Closed. This question does not meet Stack Overflow guidelines. It is not currently accepting answers.
This question does not appear to be about programming within the scope defined in the help center.
Closed 2 years ago.
Improve this question
In reinforcement learning, what is the difference between policy iteration and value iteration?
As much as I understand, in value iteration, you use the Bellman equation to solve for the optimal policy, whereas, in policy iteration, you randomly select a policy π, and find the reward of that policy.
My doubt is that if you are selecting a random policy π in PI, how is it guaranteed to be the optimal policy, even if we are choosing several random policies.

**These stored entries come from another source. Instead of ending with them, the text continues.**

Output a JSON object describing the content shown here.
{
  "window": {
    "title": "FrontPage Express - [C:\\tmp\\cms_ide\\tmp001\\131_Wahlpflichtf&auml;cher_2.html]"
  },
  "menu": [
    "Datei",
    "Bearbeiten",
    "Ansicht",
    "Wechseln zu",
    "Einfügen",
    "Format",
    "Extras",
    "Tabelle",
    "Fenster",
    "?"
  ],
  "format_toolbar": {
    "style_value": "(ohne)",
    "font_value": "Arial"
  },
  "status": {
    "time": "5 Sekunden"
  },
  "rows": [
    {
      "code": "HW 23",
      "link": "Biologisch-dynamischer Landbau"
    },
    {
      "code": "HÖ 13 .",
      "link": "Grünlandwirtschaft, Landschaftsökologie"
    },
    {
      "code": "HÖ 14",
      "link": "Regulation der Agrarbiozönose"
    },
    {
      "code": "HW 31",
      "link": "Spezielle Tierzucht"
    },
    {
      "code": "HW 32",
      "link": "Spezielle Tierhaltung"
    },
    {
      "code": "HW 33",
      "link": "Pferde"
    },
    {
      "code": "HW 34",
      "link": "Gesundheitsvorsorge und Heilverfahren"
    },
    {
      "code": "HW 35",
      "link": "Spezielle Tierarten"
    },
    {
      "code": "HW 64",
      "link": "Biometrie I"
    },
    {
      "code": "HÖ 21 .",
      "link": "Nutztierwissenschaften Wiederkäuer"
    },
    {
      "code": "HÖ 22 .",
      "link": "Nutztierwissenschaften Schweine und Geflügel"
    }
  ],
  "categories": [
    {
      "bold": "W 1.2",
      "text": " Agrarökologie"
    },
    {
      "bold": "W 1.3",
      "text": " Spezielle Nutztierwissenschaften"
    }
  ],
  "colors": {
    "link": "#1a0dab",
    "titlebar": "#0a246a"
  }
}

Let's look at them side by side. The key parts for comparison are highlighted. Figures are from Sutton and Barto's book: Reinforcement Learning: An Introduction.
Key points:
Policy iteration includes: policy evaluation + policy improvement, and the two are repeated iteratively until policy converges.
Value iteration includes: finding optimal value function + one policy extraction. There is no repeat of the two because once the value function is optimal, then the policy out of it should also be optimal (i.e. converged).
Finding optimal value function can also be seen as a combination of policy improvement (due to max) and truncated policy evaluation (the reassignment of v_(s) after just one sweep of all states regardless of convergence).
The algorithms for policy evaluation and finding optimal value function are highly similar except for a max operation (as highlighted)
Similarly, the key step to policy improvement and policy extraction are identical except the former involves a stability check.
In my experience, policy iteration is faster than value iteration, as a policy converges more quickly than a value function. I remember this is also described in the book.
I guess the confusion mainly came from all these somewhat similar terms, which also confused me before.
In policy iteration algorithms, you start with a random policy, then find the value function of that policy (policy evaluation step), then find a new (improved) policy based on the previous value function, and so on. In this process, each policy is guaranteed to be a strict improvement over the previous one (unless it is already optimal). Given a policy, its value function can be obtained using the Bellman operator.
In value iteration, you start with a random value function and then find a new (improved) value function in an iterative process, until reaching the optimal value function. Notice that you can derive easily the optimal policy from the optimal value function. This process is based on the optimality Bellman operator.
In some sense, both algorithms share the same working principle, and they can be seen as two cases of the generalized policy iteration. However, the optimality Bellman operator contains a max operator, which is non linear and, therefore, it has different features. In addition, it's possible to use hybrid methods between pure value iteration and pure policy iteration.
The basic difference is -
In Policy Iteration - You randomly select a policy and find value function corresponding to it , then find a new (improved) policy based on the previous value function, and so on this will lead to optimal policy .
In Value Iteration - You randomly select a value function , then find a new (improved) value function in an iterative process, until reaching the optimal value function , then derive optimal policy from that optimal value function .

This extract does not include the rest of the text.